Denial, numbness and disbelief are normal first reactions to the loss of a loved one. This reaction serves as an immediate way to protect you from the intensity of the loss and diminishes the shock of the death. Sometimes seen as a lack of caring, the denial stage will fade as you gain the ability to cope with the loss.

Anger

Anger is a typical reaction when you feel powerless and helpless, as in the death of someone close. The loss of death may give a feeling of abandonment as well as feeling of resentment for being “left behind.” As you begin to acknowledge your anger, the anger will begin to diminish and allow you to enter the next stage of the grieving process.

Bargaining

According to the University of Iowa, bargaining manifests itself when you feel as if there may have been something you personally could or should have done to prevent the death.
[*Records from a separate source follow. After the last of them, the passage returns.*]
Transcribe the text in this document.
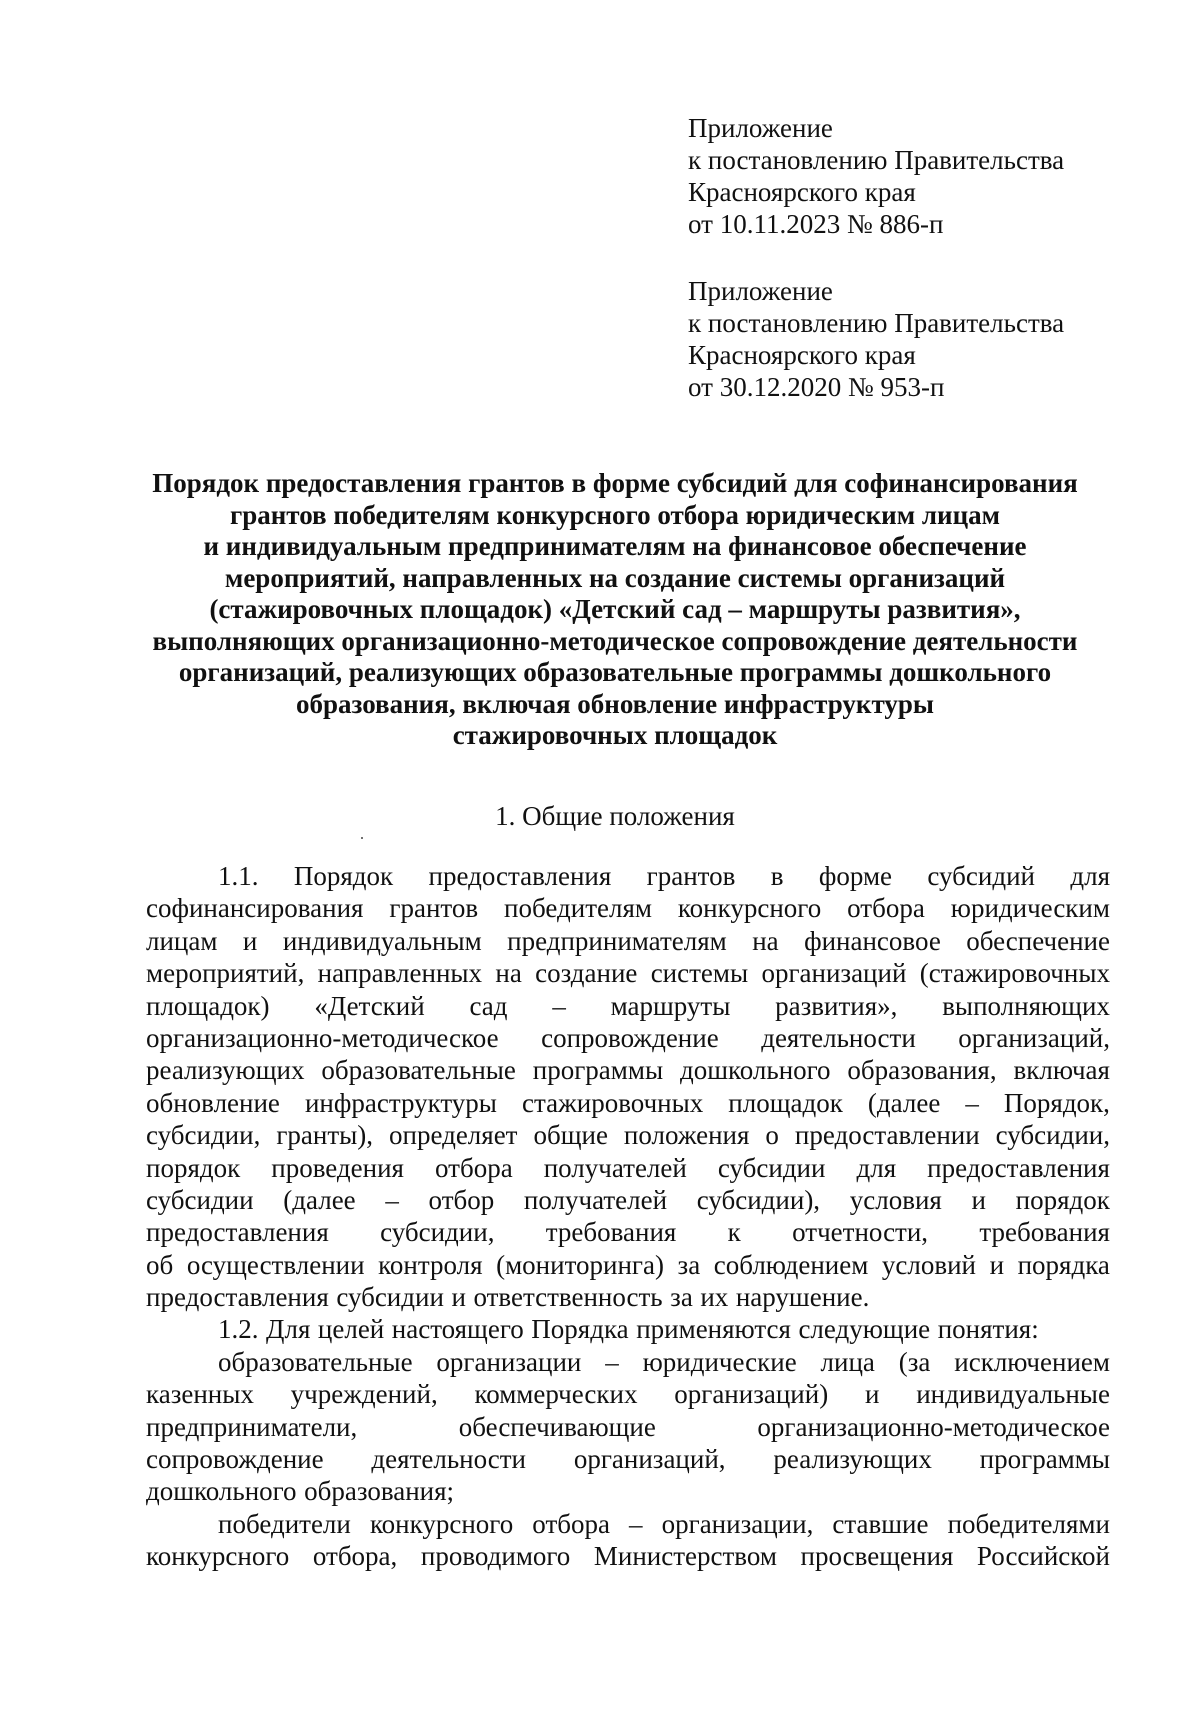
Приложение
к постановлению Правительства
Красноярского края
от 10.11.2023 № 886-п
Приложение
к постановлению Правительства
Красноярского края
от 30.12.2020 № 953-п
Порядок предоставления грантов в форме субсидий для софинансирования
грантов победителям конкурсного отбора юридическим лицам
и индивидуальным предпринимателям на финансовое обеспечение
мероприятий, направленных на создание системы организаций
(стажировочных площадок) «Детский сад – маршруты развития»,
выполняющих организационно-методическое сопровождение деятельности
организаций, реализующих образовательные программы дошкольного
образования, включая обновление инфраструктуры
стажировочных площадок
1. Общие положения
1.1. Порядок предоставления грантов в форме субсидий для
софинансирования грантов победителям конкурсного отбора юридическим
лицам и индивидуальным предпринимателям на финансовое обеспечение
мероприятий, направленных на создание системы организаций (стажировочных
площадок) «Детский сад – маршруты развития», выполняющих
организационно-методическое сопровождение деятельности организаций,
реализующих образовательные программы дошкольного образования, включая
обновление инфраструктуры стажировочных площадок (далее – Порядок,
субсидии, гранты), определяет общие положения о предоставлении субсидии,
порядок проведения отбора получателей субсидии для предоставления
субсидии (далее – отбор получателей субсидии), условия и порядок
предоставления субсидии, требования к отчетности, требования
об осуществлении контроля (мониторинга) за соблюдением условий и порядка
предоставления субсидии и ответственность за их нарушение.
1.2. Для целей настоящего Порядка применяются следующие понятия:
образовательные организации – юридические лица (за исключением
казенных учреждений, коммерческих организаций) и индивидуальные
предприниматели,	обеспечивающие	организационно-методическое
сопровождение деятельности организаций, реализующих программы
дошкольного образования;
победители конкурсного отбора – организации, ставшие победителями
конкурсного отбора, проводимого Министерством просвещения Российской
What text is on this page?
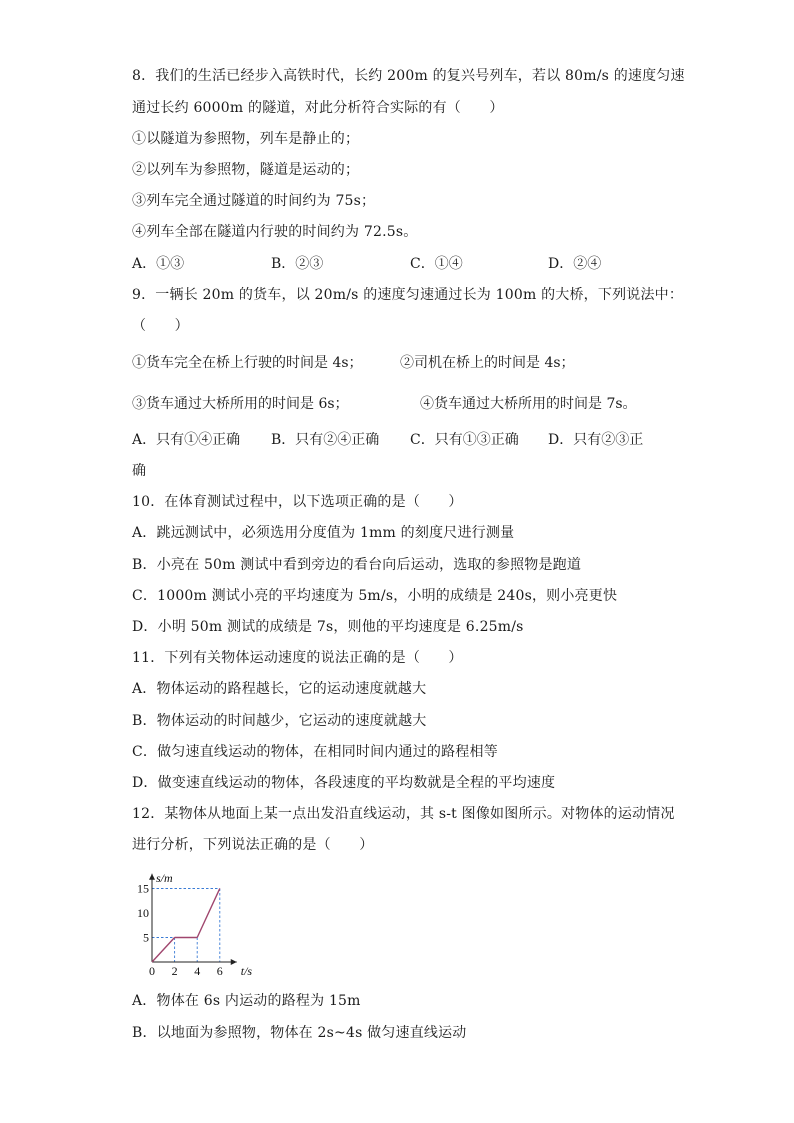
8．我们的生活已经步入高铁时代，长约 200m 的复兴号列车，若以 80m/s 的速度匀速
通过长约 6000m 的隧道，对此分析符合实际的有（　　）
①以隧道为参照物，列车是静止的；
②以列车为参照物，隧道是运动的；
③列车完全通过隧道的时间约为 75s；
④列车全部在隧道内行驶的时间约为 72.5s。
A．①③	B．②③	C．①④	D．②④
9．一辆长 20m 的货车，以 20m/s 的速度匀速通过长为 100m 的大桥，下列说法中：
（　　）
①货车完全在桥上行驶的时间是 4s；	②司机在桥上的时间是 4s；
③货车通过大桥所用的时间是 6s；	④货车通过大桥所用的时间是 7s。
A．只有①④正确 B．只有②④正确 C．只有①③正确 D．只有②③正
确
10．在体育测试过程中，以下选项正确的是（　　）
A．跳远测试中，必须选用分度值为 1mm 的刻度尺进行测量
B．小亮在 50m 测试中看到旁边的看台向后运动，选取的参照物是跑道
C．1000m 测试小亮的平均速度为 5m/s，小明的成绩是 240s，则小亮更快
D．小明 50m 测试的成绩是 7s，则他的平均速度是 6.25m/s
11．下列有关物体运动速度的说法正确的是（　　）
A．物体运动的路程越长，它的运动速度就越大
B．物体运动的时间越少，它运动的速度就越大
C．做匀速直线运动的物体，在相同时间内通过的路程相等
D．做变速直线运动的物体，各段速度的平均数就是全程的平均速度
12．某物体从地面上某一点出发沿直线运动，其 s-t 图像如图所示。对物体的运动情况
进行分析，下列说法正确的是（　　）
0 2 4 6
5
10
15
t/s
s/m
A．物体在 6s 内运动的路程为 15m
B．以地面为参照物，物体在 2s~4s 做匀速直线运动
A manifestation of guilt, if not dealt with and absorbed, the bargaining stage can allow guilt and remorse to overcome you. This may in turn “stall” you in the healing process and deter you from entering the next stage.

Depression

Depression may manifest itself as loss of appetite, inability to sleep, depletion of energy and lack of concentration. Other symptoms may be feelings of loneliness, emptiness, self-pity and isolation as you learn to cope with the loss and move on with your life.

Acceptance

Once you reach the acceptance stage, you are able to come to terms with the death of your loved one and continue with your life. The loss becomes integrated into your life and time allows you to assimilate the death as part of your life experience.